According to the Kaombo spokesperson, “savings were achieved by revising and adapting our ‘new-built’ technical standards to ‘conversion’ standards, drawing on contractors’ experience in this domain; international and local scope optimization; and renegotiation of vendor and subcontractor tariffs.”

One of the chief issues impacting engineering of the development wells has been the presence of salt domes, principally at Louro and Mostarda, combined with the subsurface depth of the reservoirs (the same applies at Egina). “The presence of salt reduces the seismic visibility,” the spokesperson explained, “so we needed all Total’s in-house geosciences expertise to mitigate uncertainties, notably using the company’s high performance computing system Pangea with 6.7 petaflops computing power to crunch the block 32 data. We can say that we came up with some very innovative and original solutions to expand our comprehension of subsalt imagery.

Reserves from Kaombo’s six fields will be produced through two FPSOs, which will be moored in 1,650 m (5,413 ft) of water.

“Total’s other main challenge for this project has been the water depth, which is greater than at CLOV in block 17. Appropriate flow assurance solutions were therefore integrated into the design from the start, from robust, field-tested subsea production equipment to implementation of a hybrid loop. This involves use of a service line to allow injection of inert fluids during shutdowns to prevent hydrates forming.

“To prevent calcium carbonate and asphaltene deposits in the wells, injection of inhibitors will be performed from the FPSOs. This will mitigate the risk of well intervention with drilling rigs that would be costly.
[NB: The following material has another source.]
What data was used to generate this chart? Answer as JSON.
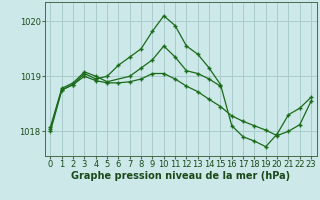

The Kaombo subsea wells are designed to be intervention-free during their production life.” Afolabi added: “This is one of the benefits of a low oil-price environment, in that it forces us to think a lot more about potential cost efficiencies during project scoping.”

Total has discovered six more potentially commercial accumulations in block 32, and there is exploration potential elsewhere in the southeast/central part of the block, Afolabi said. Any future finds in this area might therefore warrant tie-ins through the new infrastructure.